Despite this, WHO emphasized the need for good hygiene and safe sex to stop the spread of the virus.
How to stop contracting the virus
The U.S. Center for Disease Control and Prevention, the World Health Organization, and the U.K.’s National Health Service said to the public ways to counter the virus:
- Avoid coming into contact with people recently diagnosed with the virus or those who may have been infected.
- Wear a face mask if you are in close contact with someone who has symptoms.
- Use condoms and keep an eye out for symptoms if you have recently changed sexual partners.
- Avoid coming into contact with animals that could be carrying the virus. This includes sick or dead animals and particularly those with a history of infection, such as monkeys, rodents and prairie dogs.
- Practice good hand hygiene, especially after coming into contact with infected — or suspected infected —animals or humans. For instance, wash your hands with soap and water or use an alcohol-based hand sanitizer.

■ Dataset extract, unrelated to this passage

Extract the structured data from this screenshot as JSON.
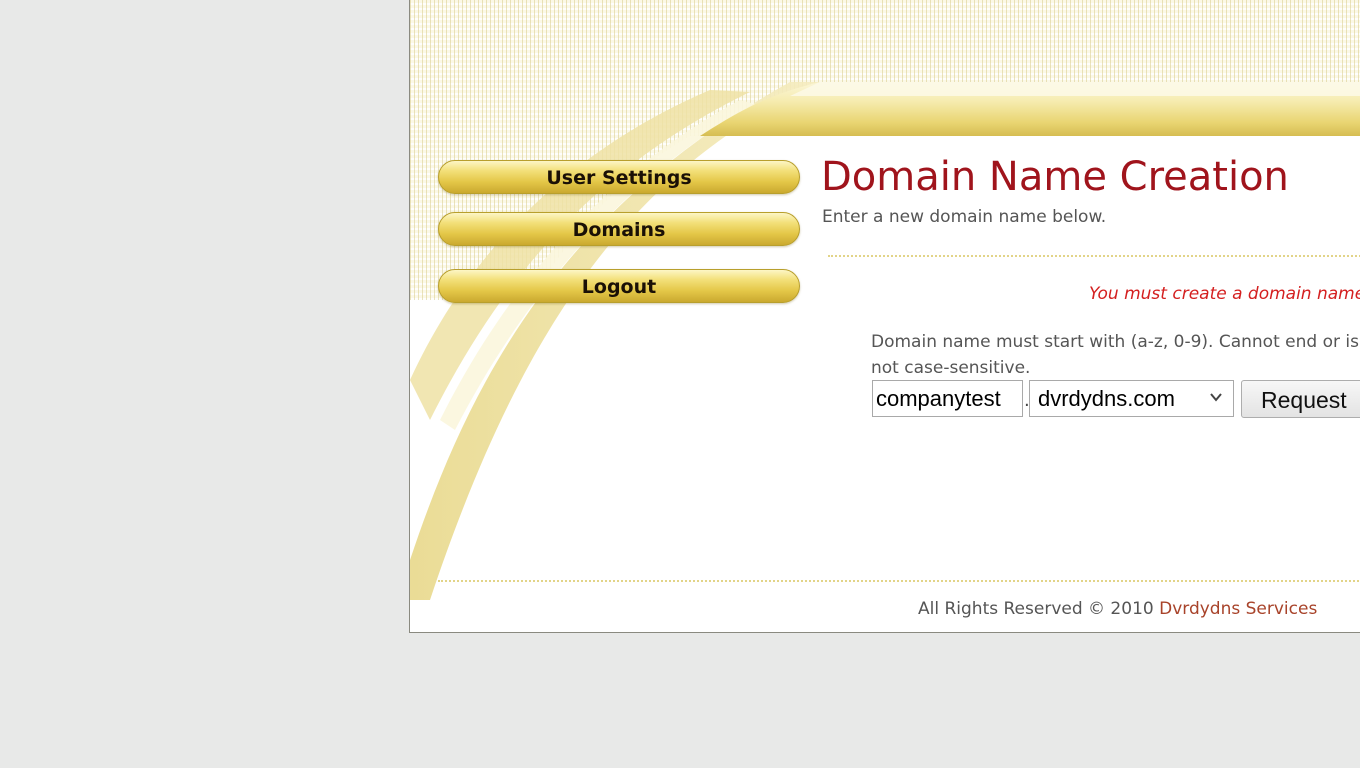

- Use personal protective equipment (PPE) when caring for patients with confirmed or suspected monkeypox infection.
- Only eat meat that has been cooked thoroughly.
When infected, what should you do?
A patient may feel these initial symptoms once infected:
- Muscle aches
Within one to five days after infection, a patient will develop rashes and lesions on the face, feet, eyes, hands, mouth, or genitals. The rashes will become bumps and then blisters which may contain whitish fluid.
If you’re diagnosed with Monkeypox, isolation should be the first move. Most people recover from the virus within 2 to 4 weeks – patients are encouraged to isolate themselves within that period.
The best and safest solution, according to U.K.’s National Health Service, is to go to a specialist hospital.